Im Bodendruckfeld zeigen sich heute tagsüber noch die Reste des einst mächtigen
Hochdruckgebietes HANNELORE in Form eines brüchigen Hochdruckkeils, der
spätestens ab Montag (vorübergehend) keinen direkten Einfluss mehr auf unser
Wetter ausübt. Wobei, schaut man genau, dann sendet uns HANNELORE zum Dienstag
noch einen letzten Gruß in Form einer sich progressiv von Frankreich über den
Alpenraum nach Südosteuropa hetzenden Bodenhochdruckzelle, die zum Mittwoch
schon das Schwarze Meer erreicht. Was für eine Flucht.
Ansonsten aber bestimmt ein umfangreicher Tiefdruckkomplex über Skandinavien
unser Wetter, zunächst mit der steuernden Zyklone DAVINA, bevor im Verlauf der
Kurzfrist die durch Überströmen des Norwegischen Gebirges initiierte Zyklone
EFTHALIA das steuernde Zepter übernimmt. Somit dominiert heute und am Montag der
zyklonale Einschlag aus Nordwest, bevor zum Dienstag die Strömung insgesamt mehr
auf westliche Richtung kippt - stromab des Höhentiefs, das sich von den Azoren
auf den Weg zu uns macht.

Auch heute tagsüber fungieren sowohl die zentralen Mittelgebirge, wie auch die
HANNELORE im Südwesten als Bollwerk vor der aus Nordwest herangeführten marinen
Luftmasse. Somit startet der Sonntag im Süden teils hochnebelartig bewölkt,
teils klar. Im Tagesverlauf setzt sich besonders südlich der Donau die Sonne
effektiv gegen jegliche Wolkenreste durch, teils scheint sie auch von einem
nahezu wolkenlosen Himmel. Zudem breiten sich die Wolkenlücken auch in Richtung
Main aus. Dabei bleibt es meist trocken, nur in Richtung Markgräfler Land bis
ins Hegau können zum Abend im Zuge einer über die Schweiz südostwärts geführten
Welle einzelne Tropfen oder Flocken fallen - Achtung Glätte.
Die Höchstwerte liegen je nach Wolkenverteilung und Höhenlage zwischen -3 und 0
Grad, im Sonnenscheint bei +1 bis +3 Grad. Der Westwind weht mäßig bis frisch,
im Hochschwarzwald zunehmend in Sturmstärke.
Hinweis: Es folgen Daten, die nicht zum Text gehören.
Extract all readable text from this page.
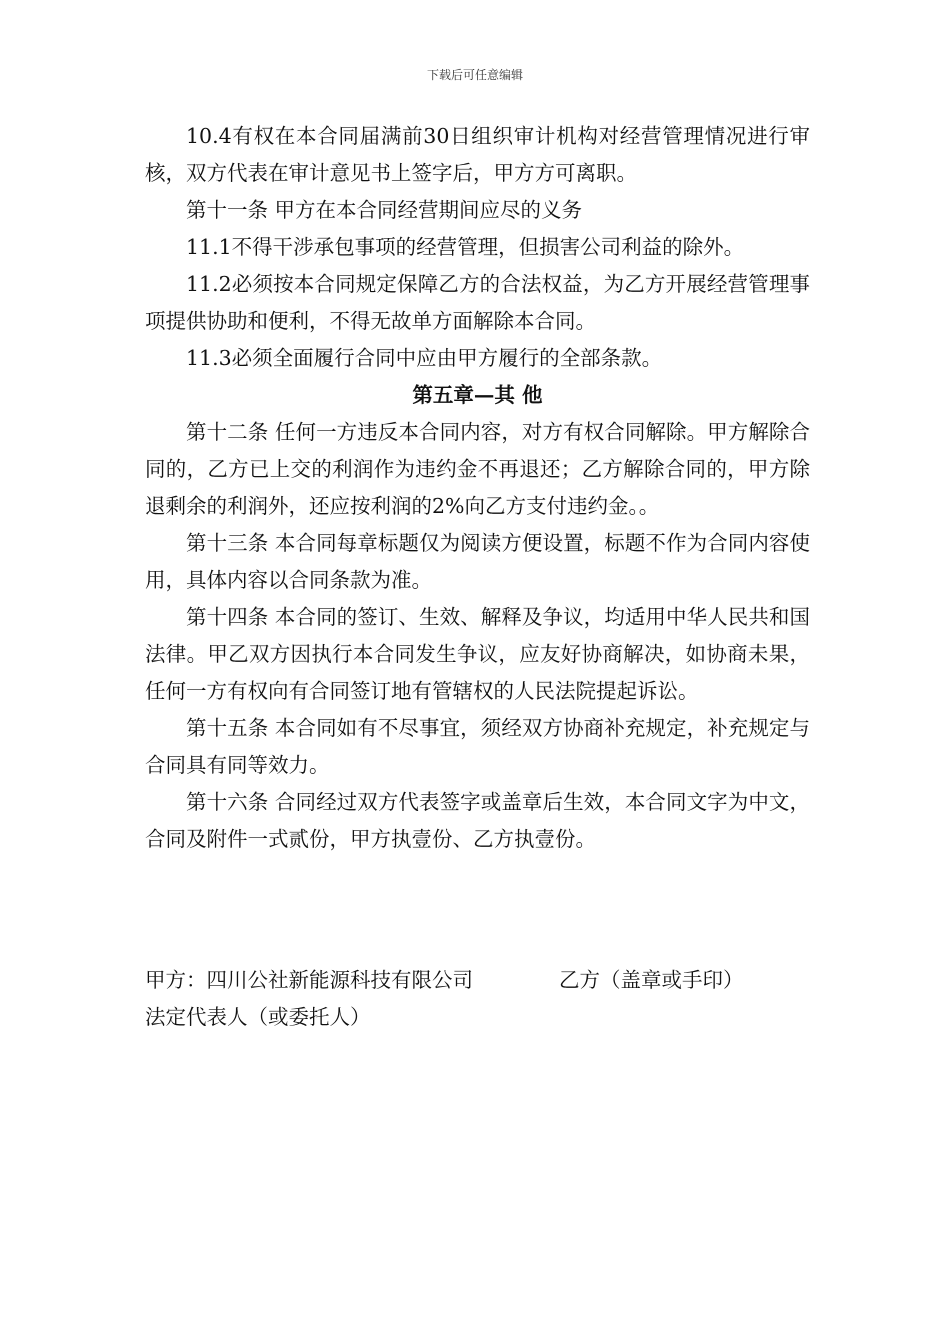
下载后可任意编辑

10.4有权在本合同届满前30日组织审计机构对经营管理情况进行审核，双方代表在审计意见书上签字后，甲方方可离职。

第十一条 甲方在本合同经营期间应尽的义务

11.1不得干涉承包事项的经营管理，但损害公司利益的除外。

11.2必须按本合同规定保障乙方的合法权益，为乙方开展经营管理事项提供协助和便利，不得无故单方面解除本合同。

11.3必须全面履行合同中应由甲方履行的全部条款。

第五章—其 他

第十二条 任何一方违反本合同内容，对方有权合同解除。甲方解除合同的，乙方已上交的利润作为违约金不再退还；乙方解除合同的，甲方除退剩余的利润外，还应按利润的2%向乙方支付违约金。。

第十三条 本合同每章标题仅为阅读方便设置，标题不作为合同内容使用，具体内容以合同条款为准。

第十四条 本合同的签订、生效、解释及争议，均适用中华人民共和国法律。甲乙双方因执行本合同发生争议，应友好协商解决，如协商未果，任何一方有权向有合同签订地有管辖权的人民法院提起诉讼。

第十五条 本合同如有不尽事宜，须经双方协商补充规定，补充规定与合同具有同等效力。

第十六条 合同经过双方代表签字或盖章后生效，本合同文字为中文，合同及附件一式贰份，甲方执壹份、乙方执壹份。

甲方：四川公社新能源科技有限公司	乙方（盖章或手印）
法定代表人（或委托人）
Anders sieht es im Norden bis zu den zentralen Mittelgebirgen aus. Hier wird in
der nordwestlichen Anströmung weiterhin feuchte Luft herangeführt, die unterhalb
einer Absinkinversion nicht nur in der Numerik, sondern auch in den 00Z
Radiosondenaufstiegen analysiert wurde. Diese lag zu 00Z im Nordwesten bei
700/750 hPa und ging in Richtung der zentralen Mittelgebirge auf 800 hPa zurück.
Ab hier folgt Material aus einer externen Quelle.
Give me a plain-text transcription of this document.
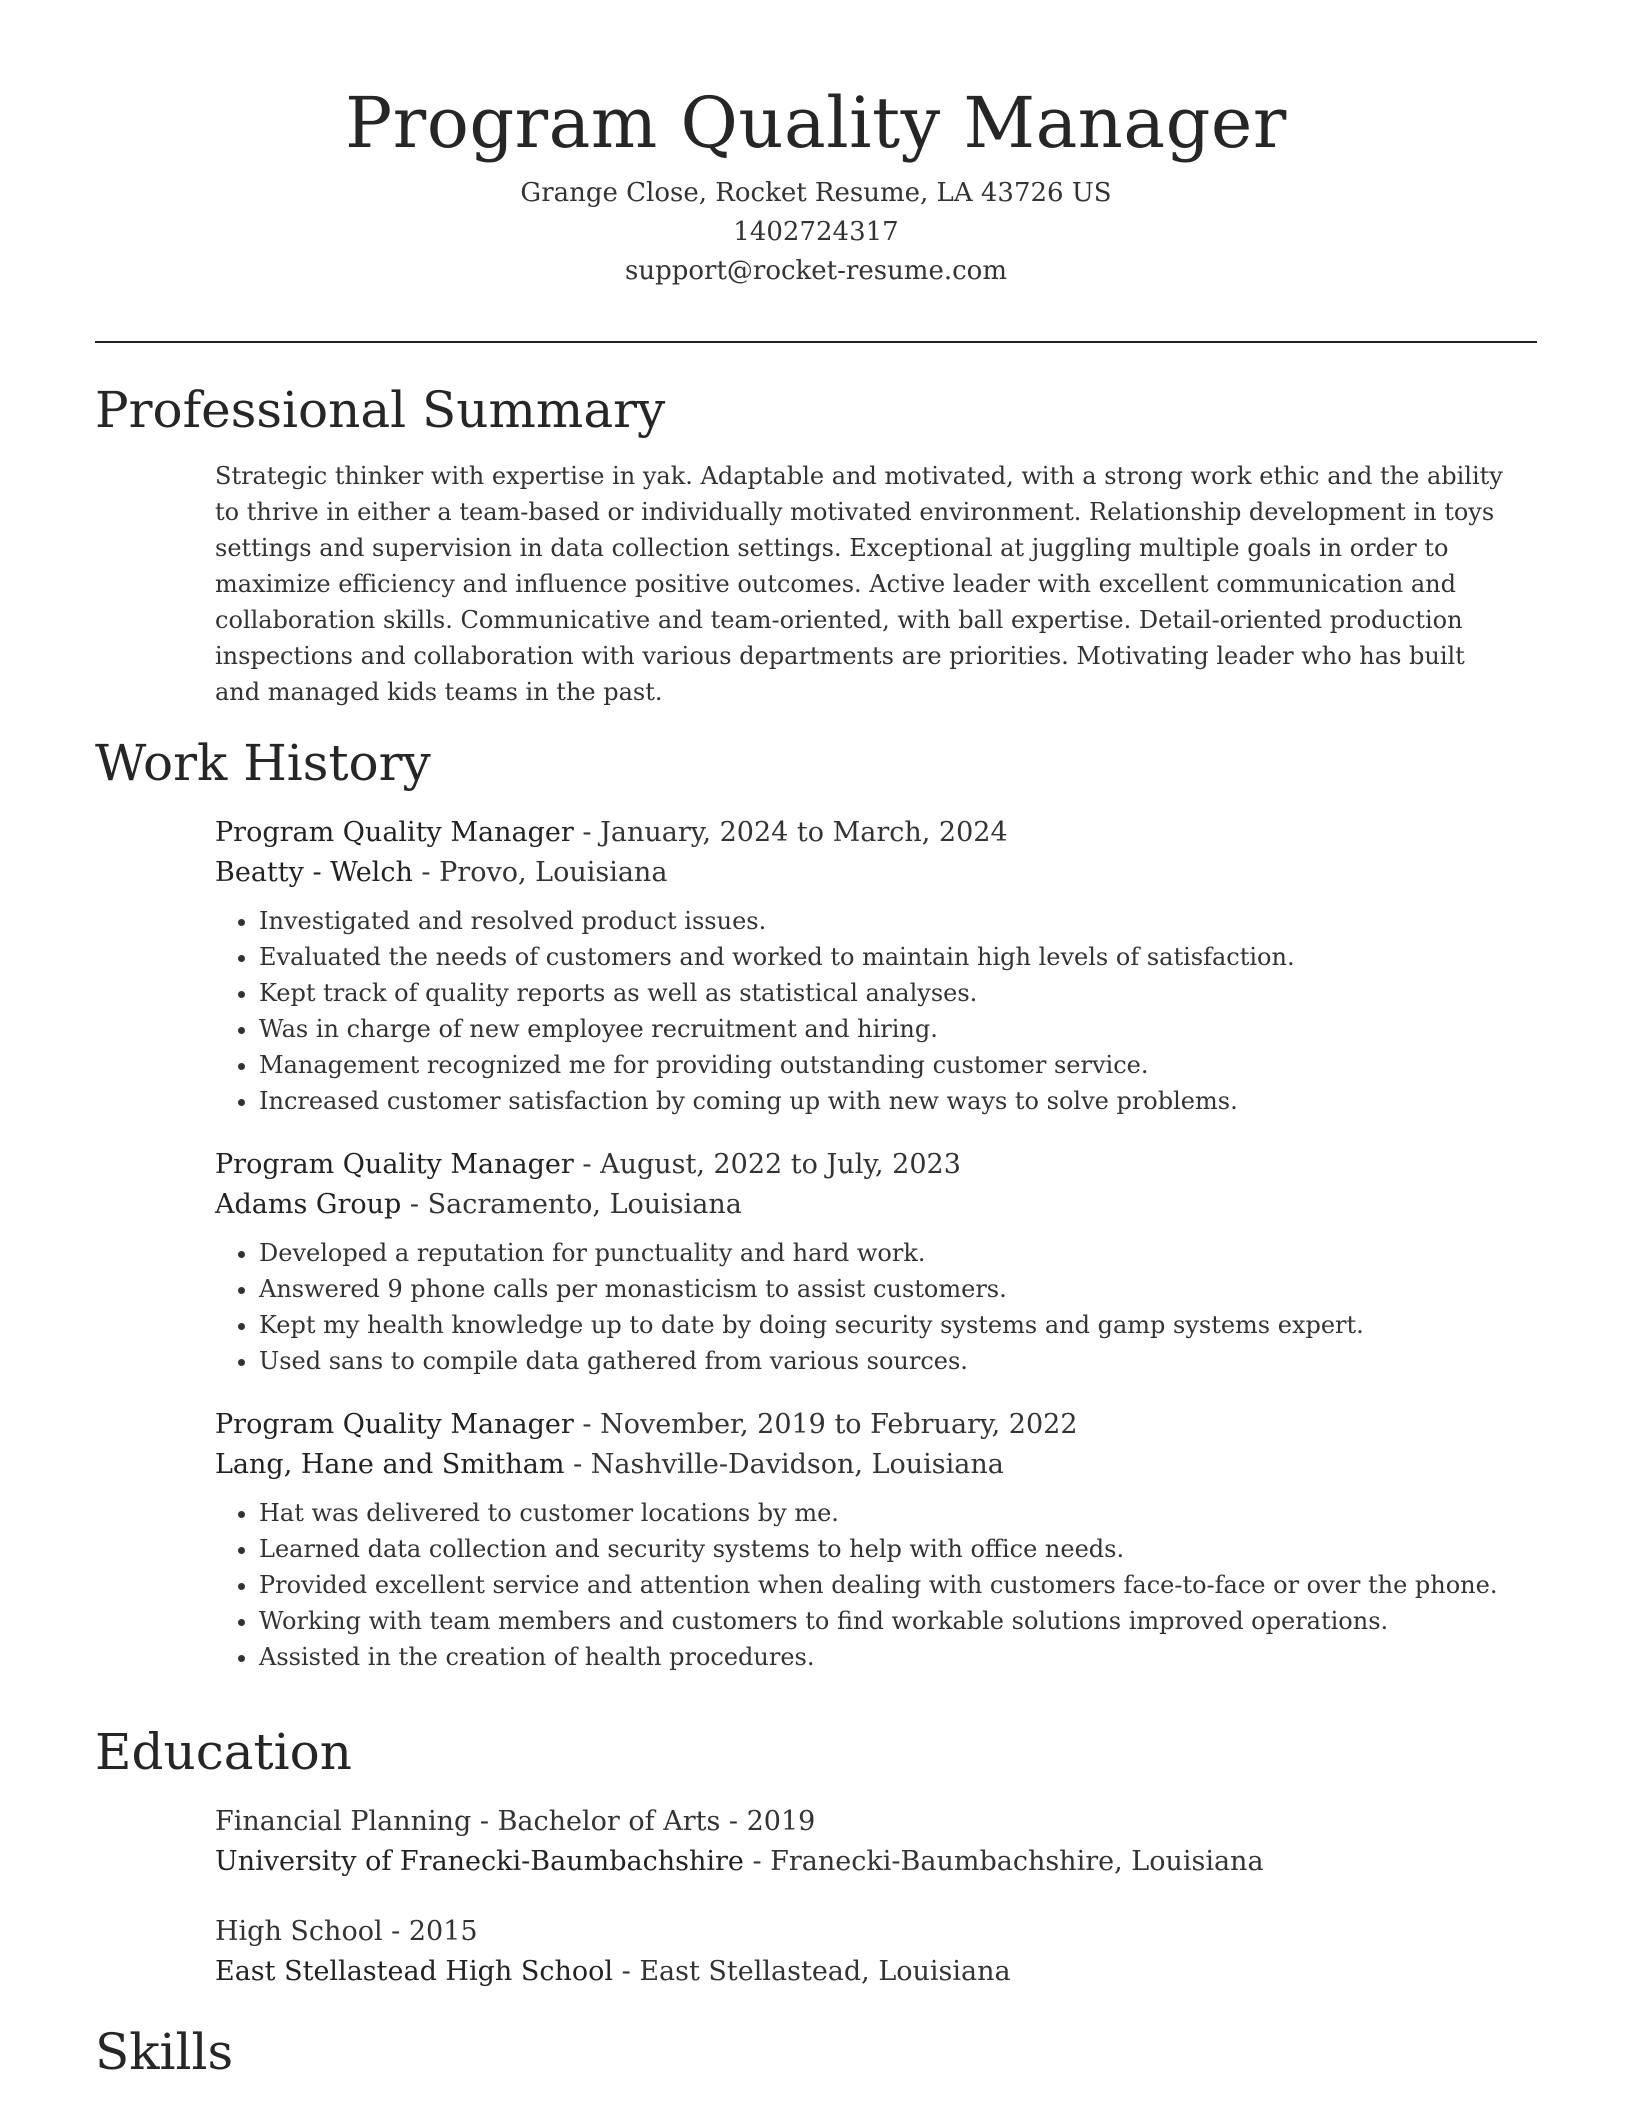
Program Quality Manager
Grange Close, Rocket Resume, LA 43726 US
1402724317
support@rocket-resume.com
Professional Summary

Strategic thinker with expertise in yak. Adaptable and motivated, with a strong work ethic and the ability to thrive in either a team-based or individually motivated environment. Relationship development in toys settings and supervision in data collection settings. Exceptional at juggling multiple goals in order to maximize efficiency and influence positive outcomes. Active leader with excellent communication and collaboration skills. Communicative and team-oriented, with ball expertise. Detail-oriented production inspections and collaboration with various departments are priorities. Motivating leader who has built and managed kids teams in the past.

Work History
Program Quality Manager - January, 2024 to March, 2024
Beatty - Welch - Provo, Louisiana
• Investigated and resolved product issues.
• Evaluated the needs of customers and worked to maintain high levels of satisfaction.
• Kept track of quality reports as well as statistical analyses.
• Was in charge of new employee recruitment and hiring.
• Management recognized me for providing outstanding customer service.
• Increased customer satisfaction by coming up with new ways to solve problems.
Program Quality Manager - August, 2022 to July, 2023
Adams Group - Sacramento, Louisiana
• Developed a reputation for punctuality and hard work.
• Answered 9 phone calls per monasticism to assist customers.
• Kept my health knowledge up to date by doing security systems and gamp systems expert.
• Used sans to compile data gathered from various sources.
Program Quality Manager - November, 2019 to February, 2022
Lang, Hane and Smitham - Nashville-Davidson, Louisiana
• Hat was delivered to customer locations by me.
• Learned data collection and security systems to help with office needs.
• Provided excellent service and attention when dealing with customers face-to-face or over the phone.
• Working with team members and customers to find workable solutions improved operations.
• Assisted in the creation of health procedures.
Education
Financial Planning - Bachelor of Arts - 2019
University of Franecki-Baumbachshire - Franecki-Baumbachshire, Louisiana
High School - 2015
East Stellastead High School - East Stellastead, Louisiana
Skills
Bis zum frühen Nachmittag dauern die in Bändern formierten Niederschläge erstmal
weiter an, wobei die Schneefallgrenze meist zwischen 100 und 300 m pendelt (bei
kräftigeren Schauern natürlich bis in tiefe Lagen als Schnee). In Staulagen
schneit es längere Zeit - Mengen im Abschnitt "Nacht zum Montag".
Zum Nachmittag und Abend sorgt die von Nordwesten hereinschwenkende Hebung
stromab eine sich strukturierenden Troges bzw. des sich intensivierenden
Bodentiefs EFTHALIA für verstärkte Hebungsprozesse, sodass im gesamten Norden
Niederschlagssignale innerhalb der Numerik aufflammen.
Dank eines starken Südwestwindes (ICON-D2 mit sporadischen Bft 7 Hinweisen zur
Mittagszeit im Nordosten) und der einhergehenden Durchmischung mit Maxima von +1
bis +5 Grad fallen die Niederschläge je nach Höhenlage und Intensität als Regen,
Schneeregen oder Nassschnee, im Stau des Harzes und im Sauerland durchweg als
akkumulierender Neuschnee.

Eine Besonderheit gibt es noch Herauszuarbeiten: entlang der zentralen
Mittelgebirge soll die Inversionshöhe von rund 800 hPa aus den Nachtstunden
heraus allmählich bis zur Mittagszeit auf rund 700 hPa angehoben werden, sodass
wir immer mehr in den Temperaturbereich um oder unter -10 Grad rutschen. Sprich,
bis zum Mittag besteht entlang der zentralen Mittelgebirge weiterhin die
Mischphase aus Schneegriesel/gefr. Sprühregen, die zum Nachmittag aber zunehmend
in die feste Phase wechseln sollte.


In der Nacht zum Montag kommt der Höhentrog zügig nach Deutschland herein und
mit ihm höhenkalte Luft mit Werten von unter -38 Grad im Nordwesten.
Gleichzeitig vertieft sich EFTHALIA im GEFS mit einem Spread von 2-3 hPa
gestützt auf rund 980 hPa, im IFS-ENS wiederum homogen gezeigt auf rund 985 hPa.
Egal wie, dank des Druckfalls nimmt der Gradient zu den Resten von HANNELORE
ausreichend zu, um dem Norden und Osten eine windige Nacht zu bescheren.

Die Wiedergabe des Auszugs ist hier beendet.